Today's dominant paradigm is essentially: collect a massive static dataset, train a model on it once, freeze the weights, and ship it. Everything the model will ever "know" is fixed at that moment. Any updates require an entirely new, extremely expensive training run. That's nothing like how humans learn. We don't get trained once on the sum of human experience and then run in inference mode for the rest of our lives. We learn continuously, incrementally, from a constant stream of small experiences: most of which are individually unremarkable, but which accumulate into a working model of the world that keeps updating.
I think the next wave of meaningful progress involves smaller, open-ended models that learn continuously rather than in one enormous batch: models that update their internal representations as they interact with the world, the way a baby's understanding of gravity sharpens with every dropped spoon, long before there's any formal "training" involved. Smaller, because a model that's learning constantly from direct experience doesn't need to have memorized the entire internet up front; it can build understanding the way an organism does, accumulating competence through interaction rather than ingesting it all at once.
This doesn't mean today's massive pretrained language models become irrelevant.
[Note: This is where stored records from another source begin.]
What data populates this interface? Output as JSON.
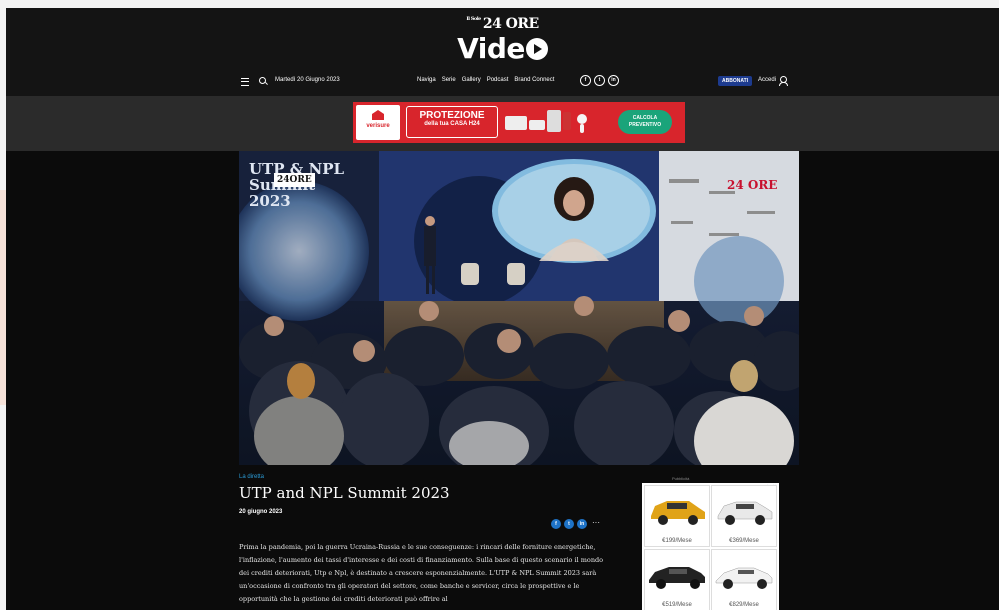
{
  "header": {
    "brand_top": "24 ORE",
    "brand_title": "Vide",
    "date": "Martedì 20 Giugno 2023",
    "nav": [
      "Naviga",
      "Serie",
      "Gallery",
      "Podcast",
      "Brand Connect"
    ],
    "social": [
      "f",
      "t",
      "in"
    ],
    "subscribe_label": "ABBONATI",
    "login_label": "Accedi"
  },
  "banner_ad": {
    "brand": "verisure",
    "headline": "PROTEZIONE",
    "subline": "della tua CASA H24",
    "cta": "CALCOLA PREVENTIVO",
    "color": "#d8252c"
  },
  "hero": {
    "stage_banner_left": "UTP & NPL Summit 2023",
    "stage_logo": "24ORE",
    "right_panel_logo": "24 ORE"
  },
  "article": {
    "kicker": "La diretta",
    "title": "UTP and NPL Summit 2023",
    "date": "20 giugno 2023",
    "share": [
      "f",
      "t",
      "in"
    ],
    "more": "···",
    "body": "Prima la pandemia, poi la guerra Ucraina-Russia e le sue conseguenze: i rincari delle forniture energetiche, l'inflazione, l'aumento dei tassi d'interesse e dei costi di finanziamento. Sulla base di questo scenario il mondo dei crediti deteriorati, Utp e Npl, è destinato a crescere esponenzialmente. L'UTP & NPL Summit 2023 sarà un'occasione di confronto tra gli operatori del settore, come banche e servicer, circa le prospettive e le opportunità che la gestione dei crediti deteriorati può offrire al"
  },
  "side_ad": {
    "label": "Pubblicità",
    "close": "▷ ✕",
    "cars": [
      {
        "price": "€199/Mese",
        "color": "#e0a318"
      },
      {
        "price": "€369/Mese",
        "color": "#eeeeee"
      },
      {
        "price": "€519/Mese",
        "color": "#222222"
      },
      {
        "price": "€829/Mese",
        "color": "#f2f2f2"
      }
    ]
  }
}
If anything, they're likely to remain the best starting point: a kind of broad, second-hand cultural and linguistic prior that a continuously learning, embodied system could be initialized with, the same way a human child is born with very little but rapidly leverages language and culture once they start picking it up. The combination (a language-and-knowledge prior plus a continuously updating, embodied world model) feels like a more plausible route to something resembling general intelligence than either approach pursued in isolation.
What this means in practice
None of this is to say LLMs were a dead end: they were a necessary and genuinely impressive step, and they'll likely remain the interface layer for a long time, since language is still how humans communicate intent and reasoning. But I'd be cautious about assuming the next 10x jump in capability comes from a bigger version of the same architecture, trained on more of the same kind of data, with more tools bolted on.
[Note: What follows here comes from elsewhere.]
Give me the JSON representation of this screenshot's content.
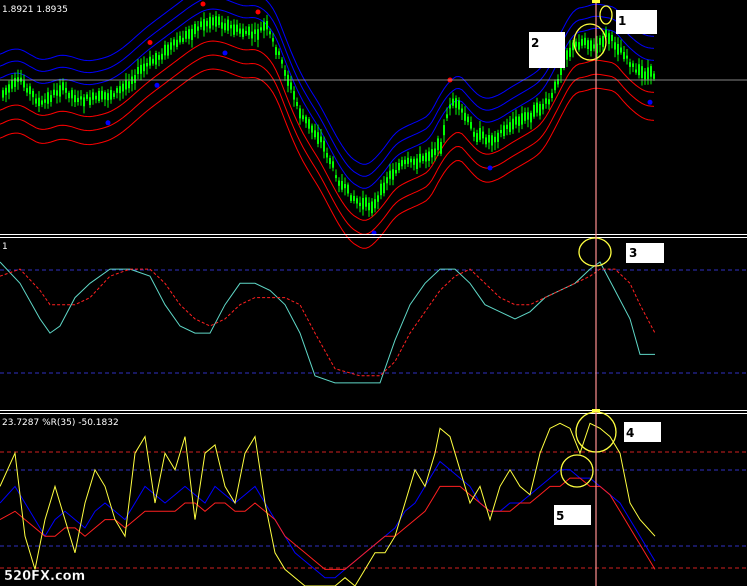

The more interesting frontier, to me, is the boring, expensive, physically constrained work of building systems that learn the way organisms learn: through embodiment, through consequence, through continuous experience rather than a single enormous training run. That's a much harder problem than scaling a transformer. It's also, I suspect, the one that actually matters if "understanding the world" is the goal rather than "describing it convincingly."
These are personal reflections, not predictions I'd stake a business on, but it's the lens I keep coming back to when I think about where this field goes next.